In de situering van Haendels jonge jaren komt Bossuyt een paar componisten tegen die hij beschreef in zijn meest recente kanjer over de Duitse barok, o.a. Scheidt, Krieger, Froberger, Kerll en Kuhnau. Hij vertelt over het eerste werkstuk van de veertienjarige Haendel. En het gaat ook over zijn kennismaking en vriendschap met Telemann, toen nog twee jongens van 14 en 18 jaar en over Haendels verblijf in de handelsstad Hamburg. Samen met Johann Mattheson, toen ook pas 18, trok hij naar Lubeck om er Buxtehude aan het werk te horen. Ook hij was een Jeugdvriend, alle, drie opzoek naar een muzikale carrière en aanstelling. Later reisde de protestant Haendel naar het katholieke Italië, toen een lappendeken van aparte staatjes en verbleef er in Rome, Firenze, Napels, Venetië. Drie jaar duurde dat. En hij kon er werken dank zij een paar serieuze mecenassen, onder wie de Romeinse kardinaal Pamphili, van het nog altijd schitterende Palazzo Doria Pamphili op de Via del Corso. Die Italiaanse periode leverde hem twee oratoria op, cantates en nog ander liturgisch werk en twee opera’s. Zijn Agrippina schreef hij in Venetië. Over de perikelen die dat alles met zich meebracht de vertelt Bossuyt je in detail, ook over zijn terugkeer naar Hannover. Maar Londen wenkte al. Hij reisde er twee keer naar toe om er dan definitief te blijven. En daar eindigt die erudiete biografische schets over Haendels jonge jaren.
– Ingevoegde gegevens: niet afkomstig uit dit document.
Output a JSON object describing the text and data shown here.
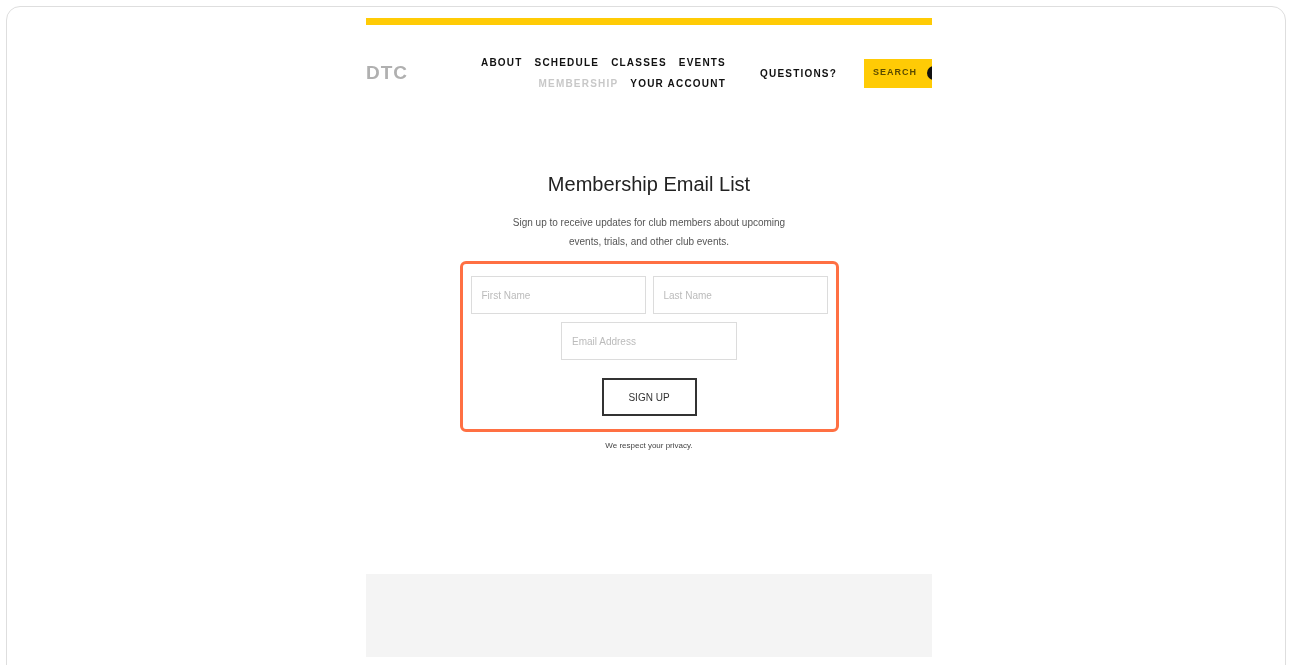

En dan begint een indrukwekkende analyse van wat Haendel allemaal schreef in die eerste Londense jaren (tot 1713), vocaal en instrumentaal, 34 stuks van de meer dan 100 composities die hij toen schreef. … En ook al weer met de suggesties om die meteen te beluisteren door de QR code te gebruiken die mee wordt afgedrukt én stukken tekst (telkens ook vertaald) en partituur. Het is een standaard methode geworden bij boeken die handelen over muziek. In bijlage ook nog vele luistervoorbeelden op YouTube en Spotify
Na al die uitgebreide analyses en besprekingen van die eerste Londense composities uit de jonge jaren van Haendel, besluit Bossuyt hoe ondergewaardeerd ze wel zijn en al zeker niet bekend. Overigens ook niet in Klara’s Top 100: Haendel belandt er halverwege met 2 werken, Bach scoorde 13 hits. Onnodig op te sommen hoe grondig de auteur al die jonge werken ontleedt. Alleen nog dit. Het is met een heel interessant discours dat Bossuyt zijn nieuwste boek beëindigt. Over hoe Haendel al die verschillende Europese muzikale stijlen probleemloos assimileert in zijn eigenwerk en met de Duitse traditie, de Italiaanse lyriek en de Franse galanterie naar Engeland trekt. Maar vooral ook hoe Haendel niet als een mindere componist moet gezien worden omwille van zijn vele ontleningen uit eigen werk en dat van tijdgenoten. En hij citeert daarbij Goethe: “Ik heb kunstenaars gekend die er prat op gingen dat ze geen enkele meester zouden hebben gevolgd. Ze zouden integendeel alles slechts aan uit hun eigen genie te denken hebben. Wat voor dwazeriken!.” Bossuyt voegt er een uitspraak van de grote musicoloog en componist Johann Mattheson aan toe: “…als de overname maar een betere en mooiere gedaante krijgt dan in de context waaruit ze ontnomen werd.” Nu is wachten op het tweede deel waarin Georg Friedrich Haendel, dat Duitse vroegrijpe talent, het bruisende Engelse operaleven in duikt en er triomfen viert. Maar het is duidelijk dat zelfs de jonge Haendel herwaadering verdient. Bossuyt bewijst overtuigend dat hij meer is dan de Ombra mai fu en de Lascio ch’io pianga waarmee hij op 43 en 45 belandt op de recentste Klaralijst.
- WIE: Ignace Bossuyt
- WAT: Georg Friedrich Haendel. De jonge jaren (1685-1713)
- UITGAVEN: Davidfonds/Standaard uitgeverij, 2022, 301 blz.